Election 2023: Voters to decide if cannabis businesses, growers will be allowed in Chatham

Vehicle's enter into Chatham along Main Street Thursday Feb. 16, 2023.
Vehicle's enter into Chatham along Main Street Thursday Feb. 16, 2023.

Editor's note: This is the first in a series of articles previewing ballot issues and candidates vying in the April 4 consolidated election. Early voting starts Feb. 23.

Voters in Chatham will see two advisory referendum questions on their ballot for the April election pertaining to the sale and production of adult-use cannabis.

Passage of the measures would allow dispensaries to establish businesses and growers, cultivation centers, and transporters to operate within the village of an estimated 14,400 residents.

The measure comes after the state of Illinois permitted the recreational use of marijuana starting in 2020 for people 21 and older. Last year was a record-breaking year in cannabis sales, according to the Illinois Department of Financial and Professional Regulation, with adult-use cannabis dispensaries reporting more than $1.5 billion in sales.

Chatham village president Dave Kimsey acknowledged the potential tax revenue benefit in a recent interview with The State Journal-Register. Currently, the village gets a portion of the 6.25% state adult-use cannabis retailers' occupation tax but misses out on the municipal tax - which can reach as much as 3% according to the Illinois Department of Revenue - since the sale of adult-use cannabis is prohibited within the village.

Related:These Springfield-area businesses are thriving in the virtual marijuana marketplace

Kimsey projected the 3% tax could levy approximately $200,000 for the village annually instead of a bordering municipality. Currently, Chatham residents have to go neighboring communities such as Springfield to acquire cannabis for recreational use, which receives that revenue.

"Perspective-wise, our annual motor fuel tax in the village, our receipts, are around $400,000 a year," Kimsey said, this money going towards infrastructure improvement in Chatham. "So, when you start to compare the two numbers, you see there is a significance to that."

An affirmative vote in the April 4 election would also reverse a September 2019 vote by village trustees to keep adult-use cannabis businesses from establishing operations. In a 4-2 vote, the board determined the businesses "would present adverse impacts upon the health, safety, and welfare" of residents.

Related:Planning commission recommends no adult-use pot in B-1 zoning

Kimsey did not have a vote in the matter but described the approach taken by the village as "wait and see" in 2019. Now, almost four years later, he said the time had come to ask residents for their opinion.

Chatham resident Brian White Thursday Feb. 16, 2023.
Chatham resident Brian White Thursday Feb. 16, 2023.

Chatham residents Brian White and Dallas Gregory expressed different views on the cannabis questions when asked Thursday.

"I don't see any problems with it," said White, a resident of the village since 1993.
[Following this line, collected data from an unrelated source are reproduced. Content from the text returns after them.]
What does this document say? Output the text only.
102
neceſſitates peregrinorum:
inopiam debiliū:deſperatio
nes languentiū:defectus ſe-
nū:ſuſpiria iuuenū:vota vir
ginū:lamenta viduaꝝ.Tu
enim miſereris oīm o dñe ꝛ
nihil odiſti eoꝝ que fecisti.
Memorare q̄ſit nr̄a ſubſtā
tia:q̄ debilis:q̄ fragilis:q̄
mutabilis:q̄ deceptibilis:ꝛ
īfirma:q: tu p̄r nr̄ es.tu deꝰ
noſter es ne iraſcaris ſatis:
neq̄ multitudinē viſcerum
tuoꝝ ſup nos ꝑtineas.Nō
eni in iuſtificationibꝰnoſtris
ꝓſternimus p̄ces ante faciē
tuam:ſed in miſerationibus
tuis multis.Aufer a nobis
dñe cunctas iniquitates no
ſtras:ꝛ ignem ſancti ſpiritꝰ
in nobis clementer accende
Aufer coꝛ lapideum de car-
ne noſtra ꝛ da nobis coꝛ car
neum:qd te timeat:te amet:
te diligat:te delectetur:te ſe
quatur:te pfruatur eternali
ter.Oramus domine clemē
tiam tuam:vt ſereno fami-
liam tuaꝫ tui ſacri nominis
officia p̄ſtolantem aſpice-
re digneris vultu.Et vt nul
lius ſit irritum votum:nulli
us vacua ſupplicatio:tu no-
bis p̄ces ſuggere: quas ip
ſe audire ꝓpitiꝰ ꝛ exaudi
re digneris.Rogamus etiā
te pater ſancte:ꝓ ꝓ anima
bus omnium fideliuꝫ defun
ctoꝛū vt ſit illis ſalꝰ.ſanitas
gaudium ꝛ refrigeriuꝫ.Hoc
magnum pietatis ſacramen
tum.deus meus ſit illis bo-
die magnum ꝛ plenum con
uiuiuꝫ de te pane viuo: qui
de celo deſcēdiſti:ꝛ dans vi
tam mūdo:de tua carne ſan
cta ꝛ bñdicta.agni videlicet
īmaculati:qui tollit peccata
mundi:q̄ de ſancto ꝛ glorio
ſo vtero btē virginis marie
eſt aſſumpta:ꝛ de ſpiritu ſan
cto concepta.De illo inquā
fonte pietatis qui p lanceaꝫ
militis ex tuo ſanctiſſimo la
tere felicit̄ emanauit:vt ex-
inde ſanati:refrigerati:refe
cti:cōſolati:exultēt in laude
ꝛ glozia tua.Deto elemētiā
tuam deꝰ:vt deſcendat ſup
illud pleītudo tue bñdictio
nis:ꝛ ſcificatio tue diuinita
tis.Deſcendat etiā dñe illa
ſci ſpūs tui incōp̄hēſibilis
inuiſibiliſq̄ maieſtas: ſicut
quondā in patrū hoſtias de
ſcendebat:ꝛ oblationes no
Gregory has lived in Chatham for about two-and-a-half years and is split on both ballot questions. He plans on supporting the question permitting the sale of recreational marijuana but will vote 'no' on whether an individual or business could grow cannabis within the village limits.

He worries about who it might bring to the community.

Chatham resident Dallas Gregory Thursday Feb. 16, 2023.
Chatham resident Dallas Gregory Thursday Feb. 16, 2023.

"I'm concerned that growing (cannabis) could cause crime to follow," Gregory said. "I don't want anything that would bring crime to Chatham."

No prospective businesses have reached out to the village because, under the 2019 ordinance, they cannot establish operations, the village president said.

"Prior to really spending any time with anybody or seeing any proposals, we would have to change that posturing from the village," he said. "That's part of what drives this. I don't like to say no to a proposal before we even have an opportunity to see what is being proposed, but right now that's where we are."